Aaron Radley, Forgotten Philadelphia Stoneware Potter
By Brandt Zipp | February 27, 2012
Lager was not really available in the United States until around 1840; some speculate that its relatively late introduction into American homes and pubs was due to the difficulty of transporting its yeast across the Atlantic. The first known American lager brewery was located in Philadelphia, where a Bavarian immigrant (like Seithers) named Johann Wagner successfully managed to get his yeast over from Germany. Initially popular in German communities, lager spread nationally and by the late 1850′s, it was a bigger seller than either ale or porter in Philadelphia. Charles Seithers’ business came as a direct result of this booming new beer industry, and he shows up around the middle of the 1870′s–about the time Radley made his mug–as a lager dealer, perhaps even a brewer.
How Aaron Radley knew Charles Seithers–or if they were even friends or close associates–is a question I cannot answer. But based on the fact that his mug was specifically, boldly inscribed to Seithers (and hand inscribed on the bottom by Radley), the mug was pretty clearly a presentation piece, and probably made as a gift from Radley to Seithers–as is the case with other comparable pieces of American stoneware. This puts Radley’s mug in a fairly rare category. We can call it so for a number of reasons–the fairly rare form for decorated stoneware; the almost unheard-of decoration of the Liberty Bell; its signature from a previously unknown Philadelphia potter. But as a vessel apparently used specifically for the consumption of lager, unlike so many of the jugs and other vessels made for ambiguous spirituous (or other) liquids, we more or less know exactly what the mug held on a regular basis.
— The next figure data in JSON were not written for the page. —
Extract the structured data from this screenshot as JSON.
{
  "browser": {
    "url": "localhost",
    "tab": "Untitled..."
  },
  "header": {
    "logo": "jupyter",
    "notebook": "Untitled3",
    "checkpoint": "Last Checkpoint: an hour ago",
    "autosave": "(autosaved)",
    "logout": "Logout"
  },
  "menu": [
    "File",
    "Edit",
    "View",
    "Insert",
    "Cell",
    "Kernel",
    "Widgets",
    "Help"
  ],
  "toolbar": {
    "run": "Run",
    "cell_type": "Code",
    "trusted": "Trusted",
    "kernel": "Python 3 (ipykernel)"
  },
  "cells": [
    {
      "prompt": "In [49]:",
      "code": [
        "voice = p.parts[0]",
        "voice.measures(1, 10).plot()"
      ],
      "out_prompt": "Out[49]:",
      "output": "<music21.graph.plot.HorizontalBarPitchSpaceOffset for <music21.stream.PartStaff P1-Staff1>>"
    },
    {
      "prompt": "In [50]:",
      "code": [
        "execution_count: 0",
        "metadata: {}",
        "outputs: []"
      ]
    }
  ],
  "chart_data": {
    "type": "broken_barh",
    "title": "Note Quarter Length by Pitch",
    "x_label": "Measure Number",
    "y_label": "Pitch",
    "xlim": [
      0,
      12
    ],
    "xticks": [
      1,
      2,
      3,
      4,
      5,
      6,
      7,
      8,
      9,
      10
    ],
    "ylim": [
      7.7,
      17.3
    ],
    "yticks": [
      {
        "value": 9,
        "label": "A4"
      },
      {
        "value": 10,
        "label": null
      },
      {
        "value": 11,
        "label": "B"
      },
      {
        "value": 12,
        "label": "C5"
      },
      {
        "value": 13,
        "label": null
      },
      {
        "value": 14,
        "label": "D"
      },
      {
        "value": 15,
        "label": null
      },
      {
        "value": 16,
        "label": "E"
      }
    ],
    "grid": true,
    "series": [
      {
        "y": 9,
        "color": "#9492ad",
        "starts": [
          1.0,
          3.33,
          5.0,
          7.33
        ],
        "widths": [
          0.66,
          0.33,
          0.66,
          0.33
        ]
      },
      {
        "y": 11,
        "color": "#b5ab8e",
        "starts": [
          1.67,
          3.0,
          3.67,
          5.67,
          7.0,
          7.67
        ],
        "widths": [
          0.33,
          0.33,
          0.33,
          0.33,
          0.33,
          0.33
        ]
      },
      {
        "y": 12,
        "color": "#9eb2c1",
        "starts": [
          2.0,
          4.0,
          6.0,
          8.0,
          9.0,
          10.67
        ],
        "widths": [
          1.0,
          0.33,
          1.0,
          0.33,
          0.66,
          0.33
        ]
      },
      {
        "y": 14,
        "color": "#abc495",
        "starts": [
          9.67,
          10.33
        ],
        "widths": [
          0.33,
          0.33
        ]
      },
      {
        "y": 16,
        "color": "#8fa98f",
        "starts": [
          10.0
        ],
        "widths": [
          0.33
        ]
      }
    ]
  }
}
By 1877, Patrick McCusker had left Radley’s firm, and it took on the name of “Salinger & Radley.” By the end of the decade this partnership, too, seems to have dissolved and Radley was out on his own. In his later years (around 1885, when he was about 57 years old), he became a grocer and, eventually, a jeweler, maintaining that profession into his 80′s. Aaron Radley died on Halloween, 1914, of some form of pneumonia. Seithers had died a decade prior, on March 8, 1904, of kidney failure at the age of 65. He, too, had given up his profession of the mid-1870′s, and had moved on to barbering. In Radley’s obituary, those memorializing him called him, “one of the oldest residents of Frankford … who opened the first China and glassware house in that section of the city.” I have been unable to find any reference (though one certainly may exist) to Radley owning a merchant’s shop, selling china or glass, and I believe this is probably the case of time or miscommunication getting in the way of the facts. The writer was probably really referring to Radley’s old pottery.This is yet another case in which two men who may not even be remembered by their own families today, are memorialized by just one object that happened to survive. Aaron Radley probably made thousands of pots in his lifetime; Seithers likewise would have owned countless objects over the course of his life. But this mug, probably produced in the spirit of giving, now gives us another opportunity to peer dimly into the past.
A Note About Sources: As can probably be gleaned from the text, I used applicable Philadelphia city directories, newspapers, and death records, as well as federal census listings for the bulk of my research. For secondary, modern sources, (as noted in the text) I used Broderick & Bouck’s Pottery Works …; for the section on lager, I used Mark A. Noon’s Yuengling: A History of America’s Oldest Brewery heavily.